Notas sobre a revolução: 1 - ela nem sempre é somente boa; nem sempre é somente ruim. 2 - o poder muda de mãos, mas pode ser que não mude de rosto.

Com produção de Brian Eno, que também esteve por trás de vários trabalhos do U2, entre outros, o Coldplay fez seu disco mais pretensioso. Arranjos de cordas, pianos, sintetizadores e muitos efeitos são apresentados com opulência. Com lançamento oficial neste dia 11, Viva la Vida já é o disco mais bem sucedido na pré-venda do iTunes. O primeiro single, a dramática "Violet Hill", já figura nas paradas pelo mundo. Este disco deve ser uma mina de ouro para a enfraquecida EMI. Como o rival Radiohead entregou suas armas (para download gratuito) nesta frente, vai ser difícil superar o Coldplay.

A faixa de abertura, "Life in Technicolor", prenuncia o rock de arena pomposo. No próximo single, "Viva la Vida", Chris Martin prova estar totalmente à vontade no posto, que já foi de Bono, de messias do rock. Em “Lovers in Japan”, a banda também prova que pode se fantasiar de U2 ou Echo and the Bunnyman sem que ninguém perceba. Mas a pretensão do som o torna difícil de engolir. “Cemeteries of London” e “Lost!” se perdem nas sombras de outras majestades e principalmente nos exageros da produção.

Só na quarta faixa, “42”, Viva la Vida soa como um grande disco, dessa vez no bom sentido. O início, apenas com voz e piano, é um alívio para os ouvidos e lembra a simplicidade perdida de músicas do começo da carreira, como “Trouble”. Na segunda parte, mais pesada, com estrutura simples de um verso, a energia musical é gerada e liberada, em vez de ficar presa em uma ambiência de ecos sem fim.

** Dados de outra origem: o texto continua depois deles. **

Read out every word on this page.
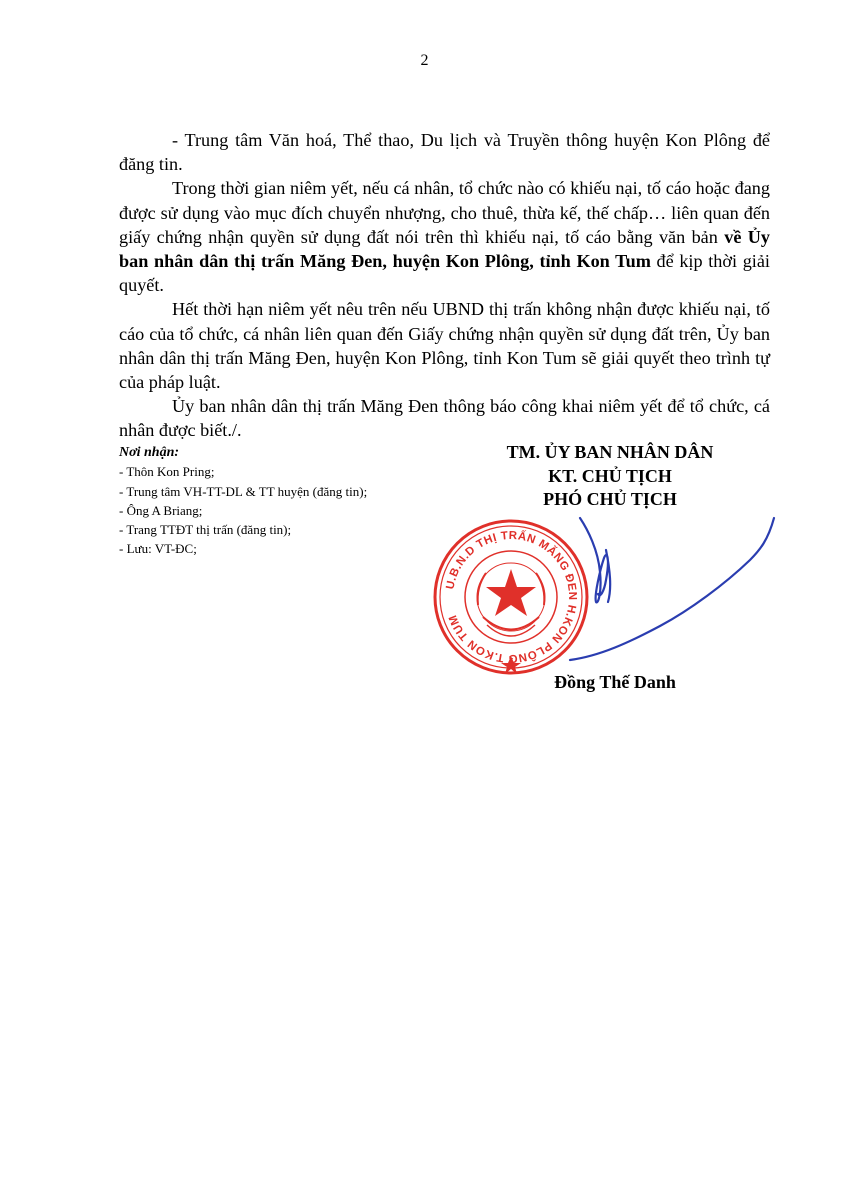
2

- Trung tâm Văn hoá, Thể thao, Du lịch và Truyền thông huyện Kon Plông để đăng tin.

Trong thời gian niêm yết, nếu cá nhân, tổ chức nào có khiếu nại, tố cáo hoặc đang được sử dụng vào mục đích chuyển nhượng, cho thuê, thừa kế, thế chấp… liên quan đến giấy chứng nhận quyền sử dụng đất nói trên thì khiếu nại, tố cáo bằng văn bản về Ủy ban nhân dân thị trấn Măng Đen, huyện Kon Plông, tỉnh Kon Tum để kịp thời giải quyết.

Hết thời hạn niêm yết nêu trên nếu UBND thị trấn không nhận được khiếu nại, tố cáo của tổ chức, cá nhân liên quan đến Giấy chứng nhận quyền sử dụng đất trên, Ủy ban nhân dân thị trấn Măng Đen, huyện Kon Plông, tỉnh Kon Tum sẽ giải quyết theo trình tự của pháp luật.

Ủy ban nhân dân thị trấn Măng Đen thông báo công khai niêm yết để tổ chức, cá nhân được biết./.

Nơi nhận:
- Thôn Kon Pring;
- Trung tâm VH-TT-DL & TT huyện (đăng tin);
- Ông A Briang;
- Trang TTĐT thị trấn (đăng tin);
- Lưu: VT-ĐC;
TM. ỦY BAN NHÂN DÂN
KT. CHỦ TỊCH
PHÓ CHỦ TỊCH
U.B.N.D THỊ TRẤN MĂNG ĐEN H.KON PLÔNG T.KON TUM
Đồng Thế Danh
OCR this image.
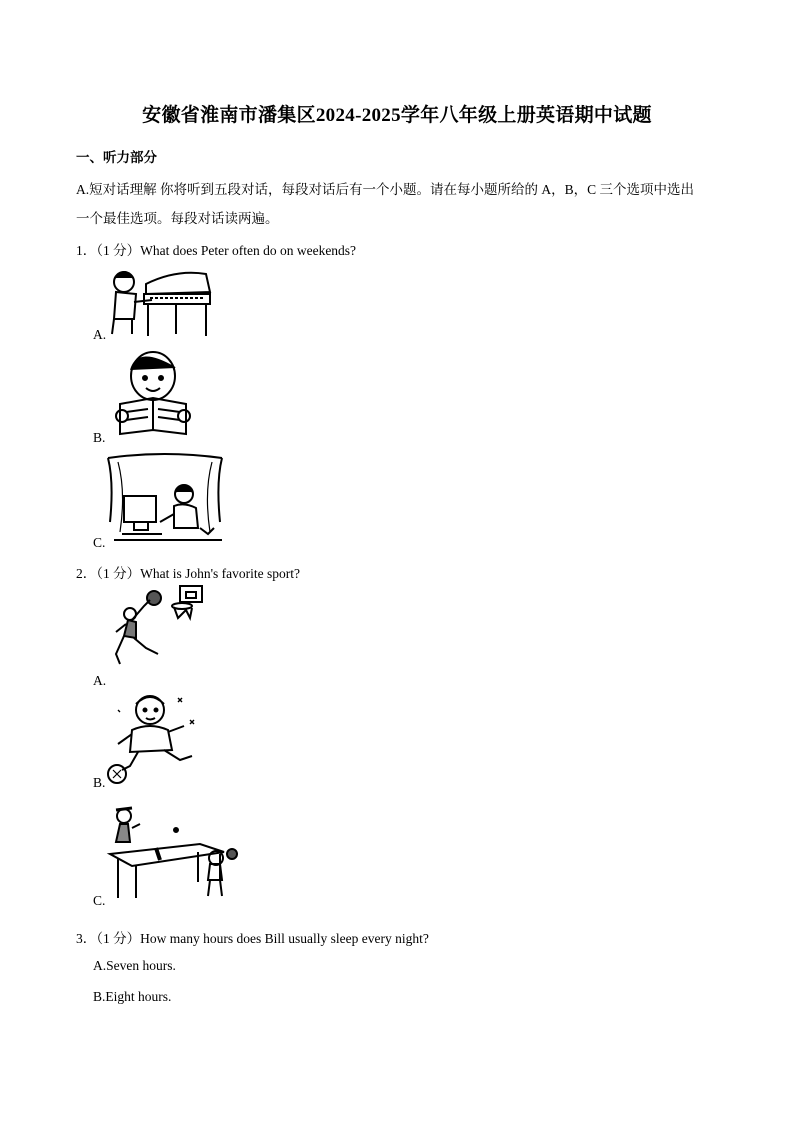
安徽省淮南市潘集区2024-2025学年八年级上册英语期中试题
一、听力部分
A.短对话理解 你将听到五段对话，每段对话后有一个小题。请在每小题所给的 A，B，C 三个选项中选出
一个最佳选项。每段对话读两遍。
1．（1 分）What does Peter often do on weekends?
A.
B.
C.
2．（1 分）What is John's favorite sport?
A.
B.
C.
3．（1 分）How many hours does Bill usually sleep every night?
A.Seven hours.
B.Eight hours.
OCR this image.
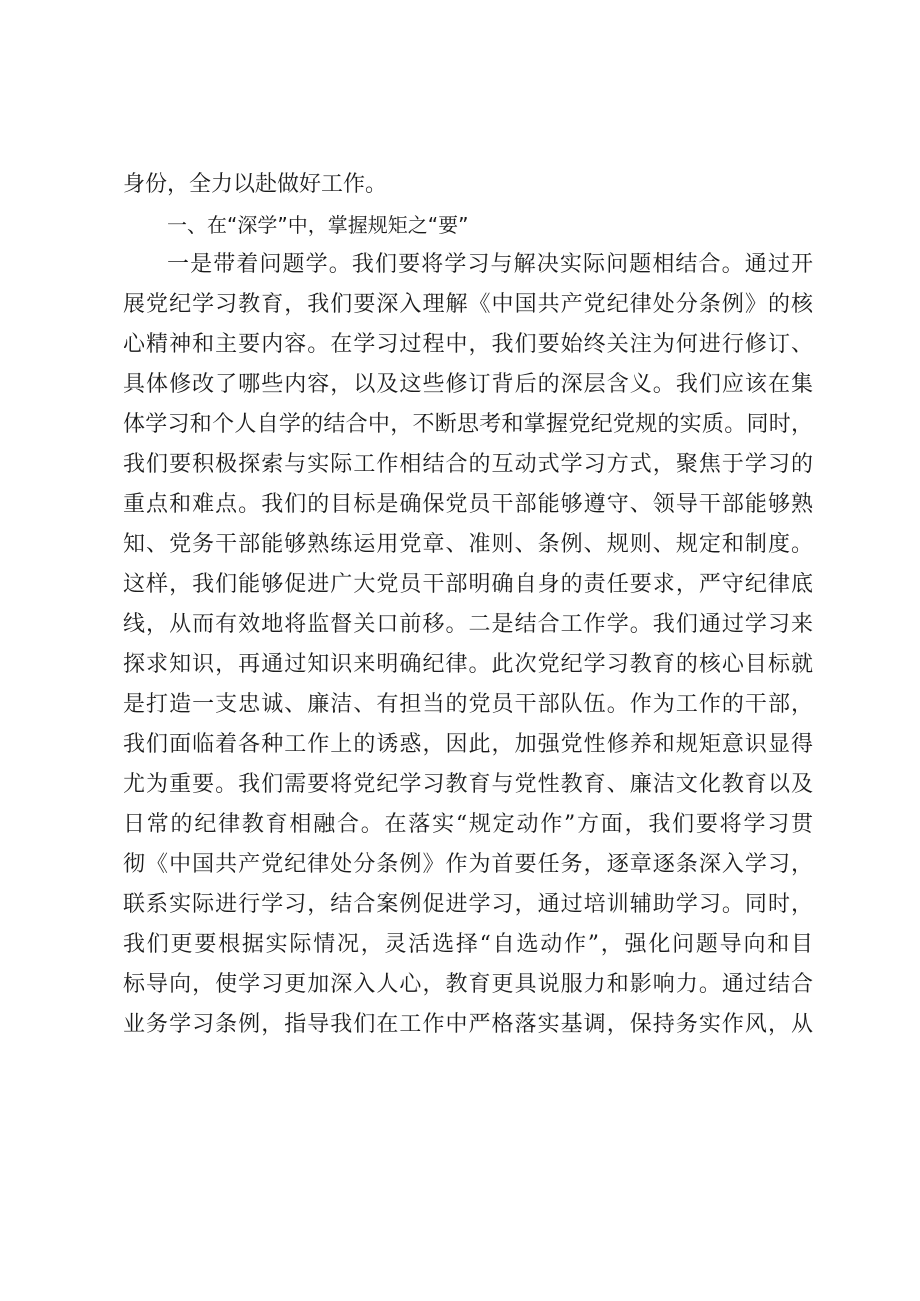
身份，全力以赴做好工作。
一、在“深学”中，掌握规矩之“要”
一是带着问题学。我们要将学习与解决实际问题相结合。通过开
展党纪学习教育，我们要深入理解《中国共产党纪律处分条例》的核
心精神和主要内容。在学习过程中，我们要始终关注为何进行修订、
具体修改了哪些内容，以及这些修订背后的深层含义。我们应该在集
体学习和个人自学的结合中，不断思考和掌握党纪党规的实质。同时，
我们要积极探索与实际工作相结合的互动式学习方式，聚焦于学习的
重点和难点。我们的目标是确保党员干部能够遵守、领导干部能够熟
知、党务干部能够熟练运用党章、准则、条例、规则、规定和制度。
这样，我们能够促进广大党员干部明确自身的责任要求，严守纪律底
线，从而有效地将监督关口前移。二是结合工作学。我们通过学习来
探求知识，再通过知识来明确纪律。此次党纪学习教育的核心目标就
是打造一支忠诚、廉洁、有担当的党员干部队伍。作为工作的干部，
我们面临着各种工作上的诱惑，因此，加强党性修养和规矩意识显得
尤为重要。我们需要将党纪学习教育与党性教育、廉洁文化教育以及
日常的纪律教育相融合。在落实“规定动作”方面，我们要将学习贯
彻《中国共产党纪律处分条例》作为首要任务，逐章逐条深入学习，
联系实际进行学习，结合案例促进学习，通过培训辅助学习。同时，
我们更要根据实际情况，灵活选择“自选动作”，强化问题导向和目
标导向，使学习更加深入人心，教育更具说服力和影响力。通过结合
业务学习条例，指导我们在工作中严格落实基调，保持务实作风，从
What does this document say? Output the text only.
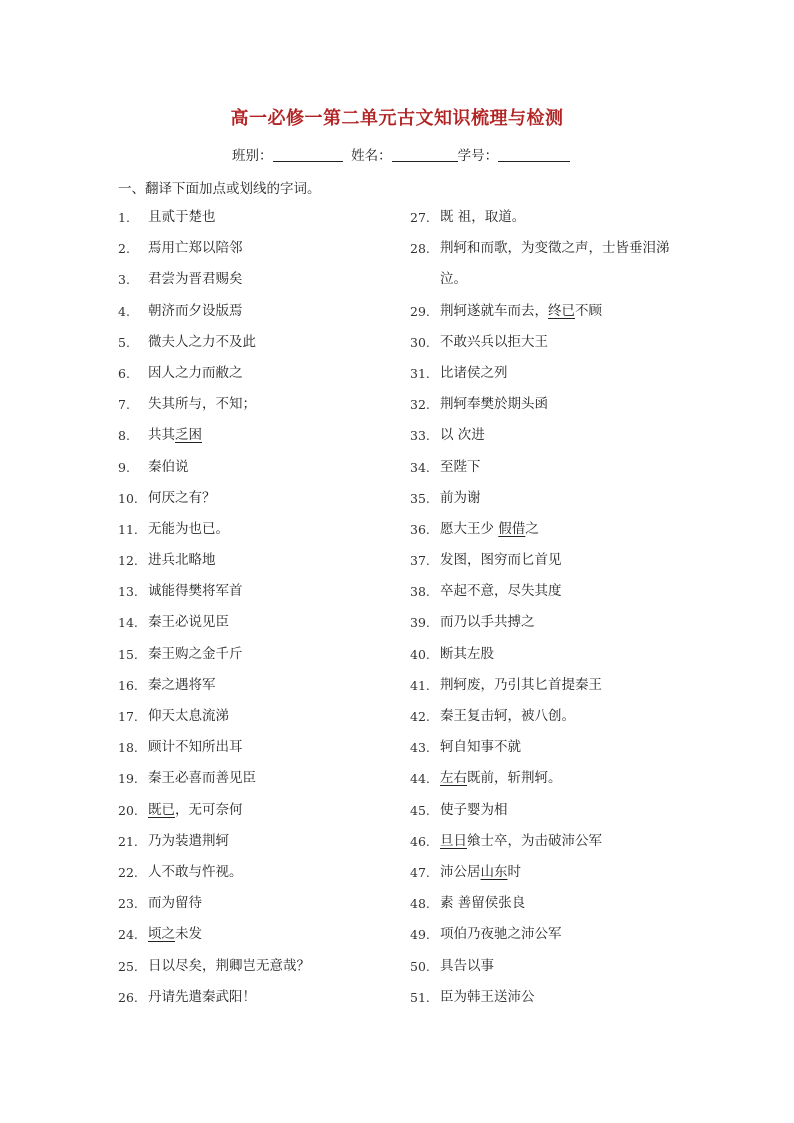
高一必修一第二单元古文知识梳理与检测
班别：	姓名：	学号：
一、翻译下面加点或划线的字词。
1.	且贰于楚也
2.	焉用亡郑以陪邻
3.	君尝为晋君赐矣
4.	朝济而夕设版焉
5.	微夫人之力不及此
6.	因人之力而敝之
7.	失其所与，不知；
8.	共其乏困
9.	秦伯说
10. 何厌之有？
11. 无能为也已。
12. 进兵北略地
13. 诚能得樊将军首
14. 秦王必说见臣
15. 秦王购之金千斤
16. 秦之遇将军
17. 仰天太息流涕
18. 顾计不知所出耳
19. 秦王必喜而善见臣
20. 既已，无可奈何
21. 乃为装遣荆轲
22. 人不敢与忤视。
23. 而为留待
24. 顷之未发
25. 日以尽矣，荆卿岂无意哉？
26. 丹请先遣秦武阳！
27. 既 祖，取道。
28. 荆轲和而歌，为变徵之声，士皆垂泪涕
泣。
29. 荆轲遂就车而去，终已不顾
30. 不敢兴兵以拒大王
31. 比诸侯之列
32. 荆轲奉樊於期头函
33. 以 次进
34. 至陛下
35. 前为谢
36. 愿大王少 假借之
37. 发图，图穷而匕首见
38. 卒起不意，尽失其度
39. 而乃以手共搏之
40. 断其左股
41. 荆轲废，乃引其匕首提秦王
42. 秦王复击轲，被八创。
43. 轲自知事不就
44. 左右既前，斩荆轲。
45. 使子婴为相
46. 旦日飨士卒，为击破沛公军
47. 沛公居山东时
48. 素 善留侯张良
49. 项伯乃夜驰之沛公军
50. 具告以事
51. 臣为韩王送沛公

A banda tem até momentos mais ousados, como “Yes”, em que Martin canta com a voz grave como nunca, logo antes de a banda esquecer as arenas por dois minutos para virar shoegazer. O encerramento, com “Death and all His Friends”, é magnífico como “42”. Nestas faixas, o Coldplay e Brian Eno conseguem renovar a fórmula da banda sem perder a sua personalidade. Aí sim, o Coldplay parece um rei realmente novo. Se for assim, longa vida a ele.